Он сидел через стол, взволнованный и негодующий — на меня, на себя — ведь он проговорился, отношение вырвалось: «зарубил». Открывши рот, утратив на время дар речи, я смотрел на него.
— Алексей Федорович! — вскричал я, приходя в себя. — Так Мейерхольд давно уже реабилитирован!
Из мглы 30-х, влекомый магическим словом, он вдруг вынырнул в «предрассветный туман» середины 50-х:
— Реабилитирован? — с живейшим интересом, как будто последняя новость.
— Ну да!
Он обрадовался. Его беспамятство было слишком избирательно, чтобы объясняться лишь возрастными причинами, он наизусть цитировал и любимых поэтов, и прозаические пассажи из Розанова, дело было в другом: память о «зарубленном» Мейерхольде была бесконечно глубже памяти о его реабилитации, залегала на совершенно ином уровне: одна память готова была «зарубить» другую бесчисленное количество раз, как в ночном кошмаре.
Но было и обратное: говоря о русской интеллигенции, он неожиданно рассердился, я смутно догадывался о смысле глобальной претензии — он имел в виду интеллигенцию начала века, дружно идущую («веховцы» как исключение только подчеркивали общее правило) к катастрофе «под знаменем» позитивизма.
— Ну а ваше мировоззрение разве не интеллигентское? — вступился я за интеллигенцию.
— Толстой был интеллигентом, — сказал он резко. — Ленин был интеллигентом, а у меня свое — лосевское.

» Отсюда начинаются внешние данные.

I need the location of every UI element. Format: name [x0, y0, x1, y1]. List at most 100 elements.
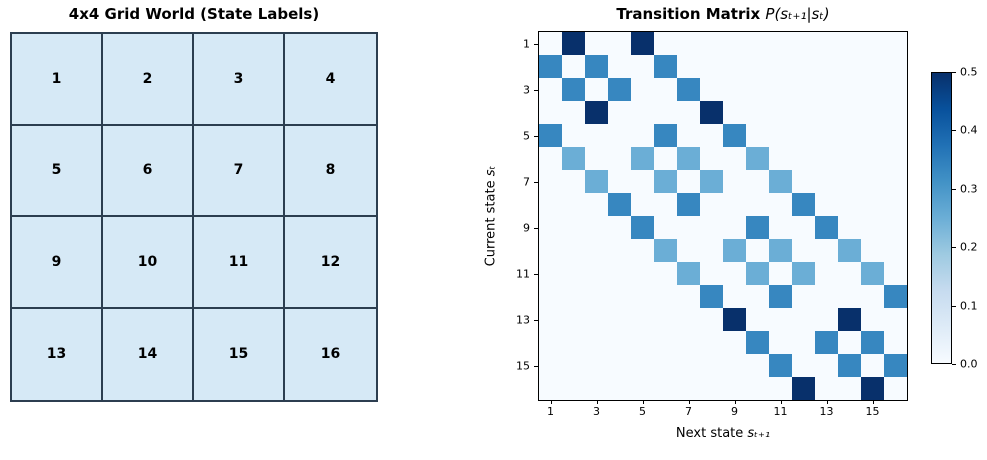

Он не испугался противопоставления, словно не понимая, где следует и где не следует бояться, не уяснив себе того, что последующие поколения чувствовали кожей, усваивали с рождения, у него была, в сущности, неуклюжая система страха, отличительная особенность свободного и затравленного человека.
Особенно он восставал против моего интереса к его биографии, и справедливо: там был подвох. Я шел в своих вопросах год за годом, и поначалу это выглядело невинно: интерес к становлению его как философа и филолога был в рамках установленных приличий. То, что он никогда, как выяснилось, не был в Греции (и вообще за границей был лишь однажды, в Германии, до первой мировой войны) — факт настолько вопиющий и в то же время настолько обыденный для подобной русской судьбы, что с ним нужно обращаться с особой осторожностью. Так легко здесь соскочить в либеральное сетование и разродиться банальной формулой, обличающей «жестокий век» (ну, разумеется, и Пушкин был тоже «невыездным»). «Клевать» режим за невыезды Лосева значит, в сущности, предполагать за режимом довольно широкую способность к непоследовательности, тем самым к гибкости, ему несвойственной органически, а следовательно, в известной мере недооценивать его как режим. Философ мог либо эмигрировать, либо остаться здесь и погибнуть, по крайней мере как философ.